Câmara aprova criação plano para reabilitar zona histórica da Ameixoeira
O executivo da Câmara de Lisboa aprovou hoje por unanimidade uma proposta do CDS-PP que visa a criação de um plano de reabilitação urbanística da zona histórica da Ameixoeira, constituída por antigas quintas e solares.
O adiamento da proposta da vereadora do CDS-PP, Maria José Nogueira Pinto, chegou a ser sugerido pela responsável pelo Urbanismo, Gabriela Seara, mas os vereadores do PS, Bloco de Esquerda (BE) e do PP defenderam a votação da medida.
Gabriela Seara afirmou que está a ser desenvolvido neste momento "um levantamento extremamente rigoroso de toda a Ameixoeira e parte das freguesias da Charneca e de Carnide".
"Gostava que esta proposta do CDS-PP viesse a complementar esse trabalho que está a ser feito e que culminará na apresentação dos termos de referência de um plano de urbanização desta grande área" e que permitirá "uma visão de planeamento", através de uma "metodologia claramente inovadora", afirmou a vereadora do Urbanismo.
O estudo pretende "melhorar a qualidade de vida e as condições sociais", definindo como ideia-base a música "para congregar um conjunto de populações", numa zona em que grande percentagem das pessoas é de etnia cigana, explicou o director municipal de Planeamento Urbano, Pinto Coelho.
Segundo Gabriela Seara, a parte deliberativa da proposta do CDS-PP deve ser entendida como uma recomendação ao executivo, uma situação confirmada pelo CDS-PP.
A proposta da vereadora democrata-cristã sugere a elaboração de um plano de reconversão e a valorização do património existente da zona histórica daquela freguesia, classificada em 1992 como área crítica de recuperação e reconversão urbanística.
A vereadora propõe ainda que a Câmara de Lisboa "reanalise a política de concessão de autorizações camarárias para construção de novos edificados ou urbanizações no perímetro da zona histórica", com o objectivo de preservar os "portais e muros de quintas e pátios e de casas habitacionais e as azinhagas, calçadas e as casas solarengas".
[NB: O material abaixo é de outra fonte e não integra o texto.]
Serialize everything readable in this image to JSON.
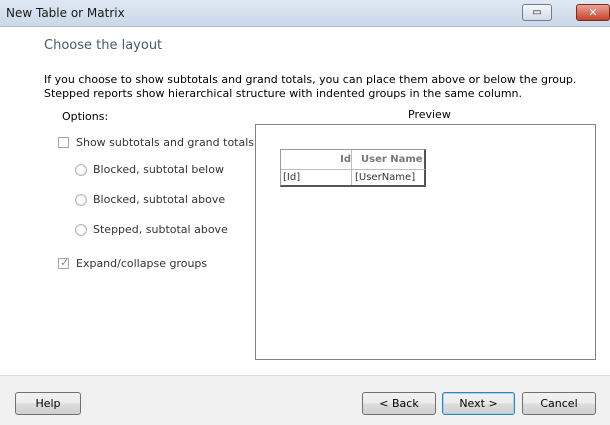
{
  "window": {
    "title": "New Table or Matrix",
    "restore_icon": "▭",
    "close_icon": "✕"
  },
  "page": {
    "heading": "Choose the layout",
    "description_line1": "If you choose to show subtotals and grand totals, you can place them above or below the group.",
    "description_line2": "Stepped reports show hierarchical structure with indented groups in the same column."
  },
  "options": {
    "label": "Options:",
    "show_subtotals": {
      "label": "Show subtotals and grand totals",
      "checked": false
    },
    "radios": [
      {
        "label": "Blocked, subtotal below"
      },
      {
        "label": "Blocked, subtotal above"
      },
      {
        "label": "Stepped, subtotal above"
      }
    ],
    "expand_collapse": {
      "label": "Expand/collapse groups",
      "checked": true
    }
  },
  "preview": {
    "label": "Preview",
    "headers": [
      "Id",
      "User Name"
    ],
    "row": [
      "[Id]",
      "[UserName]"
    ]
  },
  "buttons": {
    "help": "Help",
    "back": "< Back",
    "next": "Next >",
    "cancel": "Cancel"
  }
}
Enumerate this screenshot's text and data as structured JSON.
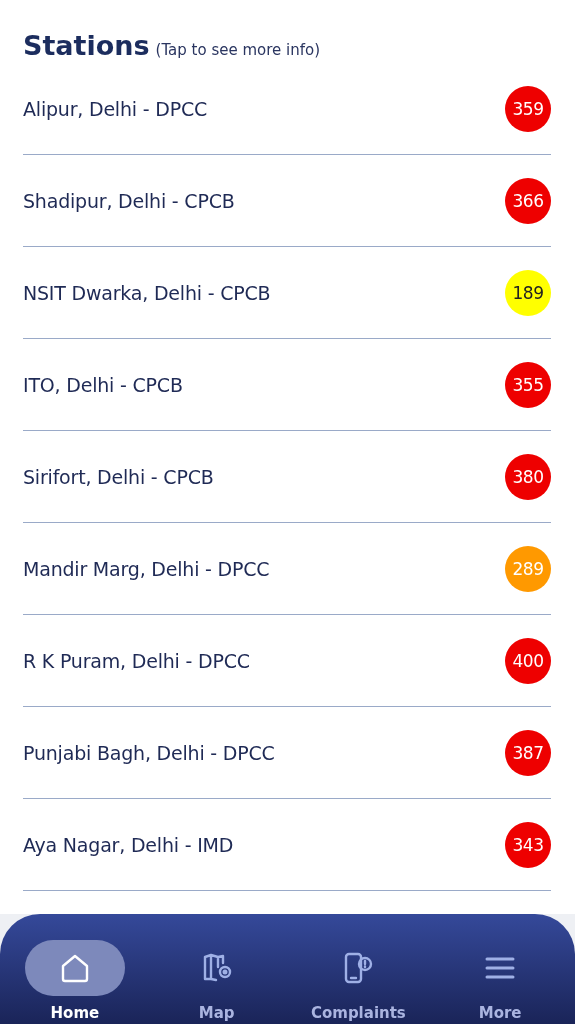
{
  "header": {
    "title": "Stations",
    "hint": "(Tap to see more info)"
  },
  "stations": [
    {
      "name": "Alipur, Delhi - DPCC",
      "aqi": "359",
      "color": "#ee0000"
    },
    {
      "name": "Shadipur, Delhi - CPCB",
      "aqi": "366",
      "color": "#ee0000"
    },
    {
      "name": "NSIT Dwarka, Delhi - CPCB",
      "aqi": "189",
      "color": "#ffff00"
    },
    {
      "name": "ITO, Delhi - CPCB",
      "aqi": "355",
      "color": "#ee0000"
    },
    {
      "name": "Sirifort, Delhi - CPCB",
      "aqi": "380",
      "color": "#ee0000"
    },
    {
      "name": "Mandir Marg, Delhi - DPCC",
      "aqi": "289",
      "color": "#ff9900"
    },
    {
      "name": "R K Puram, Delhi - DPCC",
      "aqi": "400",
      "color": "#ee0000"
    },
    {
      "name": "Punjabi Bagh, Delhi - DPCC",
      "aqi": "387",
      "color": "#ee0000"
    },
    {
      "name": "Aya Nagar, Delhi - IMD",
      "aqi": "343",
      "color": "#ee0000"
    }
  ],
  "nav": [
    {
      "kind": "home",
      "label": "Home",
      "selected": true
    },
    {
      "kind": "map",
      "label": "Map",
      "selected": false
    },
    {
      "kind": "complaints",
      "label": "Complaints",
      "selected": false
    },
    {
      "kind": "more",
      "label": "More",
      "selected": false
    }
  ]
}
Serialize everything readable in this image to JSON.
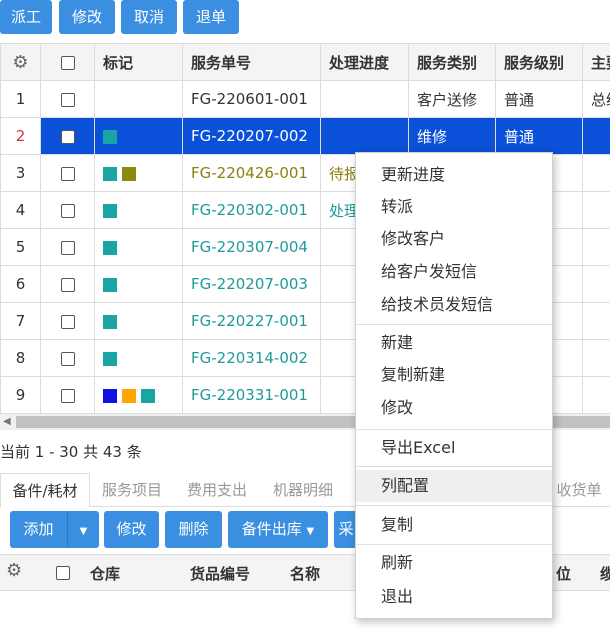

Para o vereador Anacoreta Correia (CDS-PP), que substituiu na reunião do executivo a vereadora Nogueira Pinto, "talvez seja bom que haja uma tomada de posição da Câmara no sentido de salvaguardar aquela zona histórica".
A vereadora socialista Isabel Seabra lamentou que a proposta do CDS "apenas aborde a Ameixoeira, se os núcleos históricos e quintas e azinhagas estão identificados no Plano Director Municipal Urgente", defendendo ser prioritária a definição de "um perímetro de protecção desses núcleos".
Isabel Seabra defendeu, no entanto, que "há coisas a fazer desde já, como um perímetro de protecção ao núcleo histórico ou um caderno de encargos para a reabilitação".
Também o vereador José Sá Fernandes, apoiado pelo Bloco de Esquerda (BE), sublinhou a necessidade de realizar "uma intervenção urgente no núcleo histórico na Ameixoeira" e de "encontrar rapidamente critérios" para essa intervenção.
"Dar qualidade de vida às pessoas é também ter o núcleo histórico", sustentou.
Rita Magrinho (CDU) recordou que as populações "têm carência de estruturas de integração social".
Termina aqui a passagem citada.